Approximately 1 million Americans are injured annually as a result of falling on ice and snow. About 17,000 of these falls are fatal, the CDC says. A lot of these deaths are avoidable. Stay aware of freeze and thaw cycles, don't text while walking, and walk on the grass when you can. Always treat slippery spots with ice melt, and if you have a family member with a cane or walker, make sure it has rubber feet.
As the mercury goes down, ER visits also go up as a result of the flu, Eiting said. "Because the humidity changes a little bit and our body adjusts in the wintertime, it does make us more susceptible to the flu and other flu-like illnesses, and so that, with the COVID situation, really just kind of compounds things in this winter season."
The flu season in the Northern Hemisphere typically begins in October, but it usually doesn't pick up until sometime in December. The peak of flu season usually occurs in February and continues into March, and influenza-like activity can last as late as May.
"It is so important to make sure that you're washing your hands, and if you haven't already gotten your flu shot, you need to make sure that you get the flu shot," Eiting told AccuWeather.
It may surprise you to learn that snow shoveling is responsible for causing illness and even death during the winter. A Nationwide Children's Hospital reports about 100 people die each year after snow shoveling triggered a heart attack.
"When you're shoveling snow, people don't often appreciate how much of an exertion it is that you're putting on your body, especially when we're talking about large amounts of snow and you're spending a long time out in the cold," Eiting said. The effort involved in shoveling snow increases a person's heart rate while the cold air causes arteries to constrict. "You really just need to be sure that you're being careful, that you're taking breaks, that you're coming inside and not spending too much time out in the cold -- and that you're not overdoing it."
If you develop chest pain or shortness of breath after doing strenuous work in the cold, like shoveling snow, go to the emergency room immediately. "That sometimes can be a warning sign that you're about to have something serious happen in your heart, and you really need to be in a setting like an emergency room to be properly evaluated for that."
Lastly, winter sports account for a large portion of trips to the emergency room. More people are hurt while snowboarding than any other outdoor activity. According to the CDC, snowboarding injuries account for a quarter of emergency room visits.

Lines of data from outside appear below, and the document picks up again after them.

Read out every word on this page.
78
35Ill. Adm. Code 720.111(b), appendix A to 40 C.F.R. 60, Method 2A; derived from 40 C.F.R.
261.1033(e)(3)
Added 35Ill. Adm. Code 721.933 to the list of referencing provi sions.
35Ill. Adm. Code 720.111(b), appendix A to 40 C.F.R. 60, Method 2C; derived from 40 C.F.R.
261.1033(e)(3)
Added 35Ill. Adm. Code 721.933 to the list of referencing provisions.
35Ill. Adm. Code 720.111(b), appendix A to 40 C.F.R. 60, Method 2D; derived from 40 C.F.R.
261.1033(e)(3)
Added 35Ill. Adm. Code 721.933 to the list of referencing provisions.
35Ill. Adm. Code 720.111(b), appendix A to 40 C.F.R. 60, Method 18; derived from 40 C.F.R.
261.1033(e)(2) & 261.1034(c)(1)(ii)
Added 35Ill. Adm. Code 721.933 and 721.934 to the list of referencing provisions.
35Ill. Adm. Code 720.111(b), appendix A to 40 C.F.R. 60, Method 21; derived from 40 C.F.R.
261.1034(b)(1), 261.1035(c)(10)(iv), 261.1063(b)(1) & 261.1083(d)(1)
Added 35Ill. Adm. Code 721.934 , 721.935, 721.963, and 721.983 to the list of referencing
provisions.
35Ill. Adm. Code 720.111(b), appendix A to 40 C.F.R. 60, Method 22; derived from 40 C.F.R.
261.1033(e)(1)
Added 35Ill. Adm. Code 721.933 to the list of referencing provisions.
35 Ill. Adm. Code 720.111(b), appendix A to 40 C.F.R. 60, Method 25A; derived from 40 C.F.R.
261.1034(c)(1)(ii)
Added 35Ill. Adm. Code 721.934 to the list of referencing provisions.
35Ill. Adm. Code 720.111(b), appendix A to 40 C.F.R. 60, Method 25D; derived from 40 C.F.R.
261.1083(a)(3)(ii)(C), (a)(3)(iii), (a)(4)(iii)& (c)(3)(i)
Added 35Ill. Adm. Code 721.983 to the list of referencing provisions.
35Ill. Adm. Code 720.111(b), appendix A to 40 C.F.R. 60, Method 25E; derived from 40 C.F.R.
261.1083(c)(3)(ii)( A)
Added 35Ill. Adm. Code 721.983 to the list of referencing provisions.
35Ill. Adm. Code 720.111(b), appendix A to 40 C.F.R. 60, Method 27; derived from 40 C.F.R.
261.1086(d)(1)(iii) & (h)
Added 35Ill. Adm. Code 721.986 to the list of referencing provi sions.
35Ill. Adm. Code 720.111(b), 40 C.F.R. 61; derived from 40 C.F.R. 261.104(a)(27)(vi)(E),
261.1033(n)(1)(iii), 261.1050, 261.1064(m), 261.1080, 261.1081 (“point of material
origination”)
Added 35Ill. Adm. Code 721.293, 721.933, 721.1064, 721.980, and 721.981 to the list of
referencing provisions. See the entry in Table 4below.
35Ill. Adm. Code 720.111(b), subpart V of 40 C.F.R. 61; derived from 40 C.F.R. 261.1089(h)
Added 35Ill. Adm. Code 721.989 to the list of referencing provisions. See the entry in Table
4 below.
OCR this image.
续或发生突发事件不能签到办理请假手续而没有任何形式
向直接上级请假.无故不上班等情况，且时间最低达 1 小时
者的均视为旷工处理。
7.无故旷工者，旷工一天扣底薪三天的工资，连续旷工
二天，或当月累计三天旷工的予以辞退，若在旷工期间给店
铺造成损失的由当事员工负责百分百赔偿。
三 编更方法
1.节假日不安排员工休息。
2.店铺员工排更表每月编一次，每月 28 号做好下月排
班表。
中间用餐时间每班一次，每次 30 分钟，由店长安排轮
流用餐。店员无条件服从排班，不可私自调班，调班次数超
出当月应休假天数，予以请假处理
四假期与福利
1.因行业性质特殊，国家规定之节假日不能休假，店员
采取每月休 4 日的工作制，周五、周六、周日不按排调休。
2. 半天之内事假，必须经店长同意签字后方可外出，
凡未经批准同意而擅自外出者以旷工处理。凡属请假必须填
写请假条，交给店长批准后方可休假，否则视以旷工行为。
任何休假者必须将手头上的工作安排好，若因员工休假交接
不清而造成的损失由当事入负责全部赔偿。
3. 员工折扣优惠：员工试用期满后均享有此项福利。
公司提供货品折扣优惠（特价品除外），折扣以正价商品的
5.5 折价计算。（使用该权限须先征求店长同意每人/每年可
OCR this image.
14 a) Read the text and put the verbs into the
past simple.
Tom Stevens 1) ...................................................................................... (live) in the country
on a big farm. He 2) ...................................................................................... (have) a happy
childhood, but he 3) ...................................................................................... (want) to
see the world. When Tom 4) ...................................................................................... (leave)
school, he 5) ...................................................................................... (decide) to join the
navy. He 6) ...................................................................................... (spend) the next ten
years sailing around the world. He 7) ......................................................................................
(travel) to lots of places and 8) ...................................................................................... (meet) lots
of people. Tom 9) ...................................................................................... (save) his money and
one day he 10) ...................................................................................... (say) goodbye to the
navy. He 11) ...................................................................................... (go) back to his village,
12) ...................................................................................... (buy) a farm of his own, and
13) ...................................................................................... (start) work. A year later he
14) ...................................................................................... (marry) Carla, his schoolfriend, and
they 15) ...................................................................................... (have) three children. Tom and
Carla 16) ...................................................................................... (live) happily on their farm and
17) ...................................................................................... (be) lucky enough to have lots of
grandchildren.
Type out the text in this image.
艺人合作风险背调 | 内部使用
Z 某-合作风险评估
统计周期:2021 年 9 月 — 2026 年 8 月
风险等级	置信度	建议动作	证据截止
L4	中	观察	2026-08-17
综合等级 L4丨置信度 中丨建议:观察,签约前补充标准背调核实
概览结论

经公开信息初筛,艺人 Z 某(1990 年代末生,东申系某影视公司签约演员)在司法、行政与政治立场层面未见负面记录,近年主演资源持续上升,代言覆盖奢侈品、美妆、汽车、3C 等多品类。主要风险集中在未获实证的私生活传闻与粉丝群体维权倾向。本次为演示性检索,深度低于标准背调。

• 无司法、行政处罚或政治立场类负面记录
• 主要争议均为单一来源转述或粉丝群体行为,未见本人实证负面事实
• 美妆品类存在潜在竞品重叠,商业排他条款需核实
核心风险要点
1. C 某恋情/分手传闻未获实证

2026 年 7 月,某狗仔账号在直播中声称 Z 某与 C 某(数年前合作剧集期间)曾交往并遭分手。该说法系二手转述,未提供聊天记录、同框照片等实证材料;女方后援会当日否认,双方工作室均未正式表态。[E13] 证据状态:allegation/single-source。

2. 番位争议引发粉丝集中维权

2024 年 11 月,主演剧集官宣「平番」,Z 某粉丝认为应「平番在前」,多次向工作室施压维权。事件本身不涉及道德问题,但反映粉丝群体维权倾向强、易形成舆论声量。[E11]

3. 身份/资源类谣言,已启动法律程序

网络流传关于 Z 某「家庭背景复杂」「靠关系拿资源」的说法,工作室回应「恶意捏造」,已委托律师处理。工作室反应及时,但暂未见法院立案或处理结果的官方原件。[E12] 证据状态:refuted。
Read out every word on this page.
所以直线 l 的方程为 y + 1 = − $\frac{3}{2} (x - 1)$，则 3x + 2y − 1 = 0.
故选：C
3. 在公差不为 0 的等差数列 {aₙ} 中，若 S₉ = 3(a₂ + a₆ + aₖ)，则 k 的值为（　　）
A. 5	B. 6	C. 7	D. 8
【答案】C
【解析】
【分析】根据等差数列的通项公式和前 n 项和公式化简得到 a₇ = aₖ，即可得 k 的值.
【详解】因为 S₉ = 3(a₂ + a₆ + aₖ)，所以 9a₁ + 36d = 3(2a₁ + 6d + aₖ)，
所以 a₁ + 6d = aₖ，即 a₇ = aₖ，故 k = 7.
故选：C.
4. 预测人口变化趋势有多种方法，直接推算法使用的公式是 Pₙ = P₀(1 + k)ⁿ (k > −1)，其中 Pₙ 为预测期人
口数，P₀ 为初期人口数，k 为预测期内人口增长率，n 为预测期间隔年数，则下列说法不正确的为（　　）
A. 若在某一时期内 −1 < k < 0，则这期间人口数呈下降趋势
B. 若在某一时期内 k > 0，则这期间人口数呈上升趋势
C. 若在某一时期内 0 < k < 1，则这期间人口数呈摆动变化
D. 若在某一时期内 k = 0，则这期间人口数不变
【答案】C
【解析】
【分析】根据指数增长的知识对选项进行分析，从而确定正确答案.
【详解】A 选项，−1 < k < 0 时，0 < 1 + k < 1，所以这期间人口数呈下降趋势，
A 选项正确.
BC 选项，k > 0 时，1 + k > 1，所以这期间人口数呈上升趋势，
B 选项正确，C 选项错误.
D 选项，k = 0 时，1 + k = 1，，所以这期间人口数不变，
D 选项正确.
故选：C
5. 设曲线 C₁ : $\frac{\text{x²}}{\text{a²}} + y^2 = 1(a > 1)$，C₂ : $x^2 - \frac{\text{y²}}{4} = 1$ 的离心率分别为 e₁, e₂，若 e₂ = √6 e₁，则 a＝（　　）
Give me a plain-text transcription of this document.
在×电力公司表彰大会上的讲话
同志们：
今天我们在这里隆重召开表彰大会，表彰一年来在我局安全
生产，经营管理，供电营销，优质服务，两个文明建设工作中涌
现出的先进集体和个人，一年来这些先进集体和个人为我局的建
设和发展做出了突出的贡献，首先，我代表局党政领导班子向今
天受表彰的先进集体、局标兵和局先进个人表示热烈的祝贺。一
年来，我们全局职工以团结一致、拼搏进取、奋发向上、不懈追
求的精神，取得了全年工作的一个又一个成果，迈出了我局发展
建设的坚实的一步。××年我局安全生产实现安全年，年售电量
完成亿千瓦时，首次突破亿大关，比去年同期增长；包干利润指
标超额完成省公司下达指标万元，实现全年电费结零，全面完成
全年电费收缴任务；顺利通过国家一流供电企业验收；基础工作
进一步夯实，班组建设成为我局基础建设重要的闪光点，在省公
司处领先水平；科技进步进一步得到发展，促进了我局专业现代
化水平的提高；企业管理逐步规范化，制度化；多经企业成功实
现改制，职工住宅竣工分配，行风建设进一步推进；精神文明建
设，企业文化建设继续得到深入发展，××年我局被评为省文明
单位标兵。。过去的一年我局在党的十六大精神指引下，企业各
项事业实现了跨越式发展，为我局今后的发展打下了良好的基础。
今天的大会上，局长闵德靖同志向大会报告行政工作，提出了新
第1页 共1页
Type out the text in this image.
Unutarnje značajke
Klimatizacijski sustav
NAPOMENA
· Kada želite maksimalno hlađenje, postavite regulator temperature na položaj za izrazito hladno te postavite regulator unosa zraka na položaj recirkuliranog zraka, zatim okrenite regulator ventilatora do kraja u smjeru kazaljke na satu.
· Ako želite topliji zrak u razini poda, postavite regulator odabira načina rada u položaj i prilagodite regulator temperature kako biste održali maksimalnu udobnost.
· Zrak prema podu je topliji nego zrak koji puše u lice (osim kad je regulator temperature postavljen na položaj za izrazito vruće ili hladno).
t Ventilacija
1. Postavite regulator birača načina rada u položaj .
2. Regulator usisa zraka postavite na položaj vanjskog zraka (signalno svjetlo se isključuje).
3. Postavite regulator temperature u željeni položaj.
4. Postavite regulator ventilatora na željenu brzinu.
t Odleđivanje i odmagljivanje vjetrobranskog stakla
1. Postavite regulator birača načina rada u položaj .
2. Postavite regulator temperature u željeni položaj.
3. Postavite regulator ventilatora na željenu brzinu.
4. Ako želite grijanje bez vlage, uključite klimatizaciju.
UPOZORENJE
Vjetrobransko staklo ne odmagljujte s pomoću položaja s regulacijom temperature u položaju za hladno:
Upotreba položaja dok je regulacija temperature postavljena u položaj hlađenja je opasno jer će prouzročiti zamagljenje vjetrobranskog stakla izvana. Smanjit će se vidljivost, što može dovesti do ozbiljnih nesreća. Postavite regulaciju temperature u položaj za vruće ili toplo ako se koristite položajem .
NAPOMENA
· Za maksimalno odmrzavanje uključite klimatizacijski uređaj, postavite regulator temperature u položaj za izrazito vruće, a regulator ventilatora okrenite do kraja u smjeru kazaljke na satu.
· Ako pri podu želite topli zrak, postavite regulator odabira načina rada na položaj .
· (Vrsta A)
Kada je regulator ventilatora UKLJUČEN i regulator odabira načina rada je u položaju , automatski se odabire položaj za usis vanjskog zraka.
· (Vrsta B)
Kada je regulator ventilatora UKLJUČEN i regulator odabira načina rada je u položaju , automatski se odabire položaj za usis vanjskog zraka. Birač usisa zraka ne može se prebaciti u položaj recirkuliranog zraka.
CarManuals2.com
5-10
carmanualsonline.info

Medical Xpress reports more than 700,000 injuries are reported each year in the United States due to sledding alone. Eitings says he sees a lot of hockey injuries as well.
"Hockey always raises an eyebrow because it's a very aggressive sport, so the injuries you see there can sometimes be substantial."
Urgent Care can often be the better choice for injuries sustained during these sports, especially during a pandemic. "Most Urgent Cares are able to accommodate usually X-rays, sometimes even additional types of imaging studies that you would need." Opting for Urgent Care leaves the emergency room free for the most serious illnesses and injuries.
Eiting says many injuries and fatalities could be avoided by simply wearing the right gear as well as knowing and following all safety rules. "It really just is about making sure that you are totally appropriately equipped to be doing whatever it is you're doing."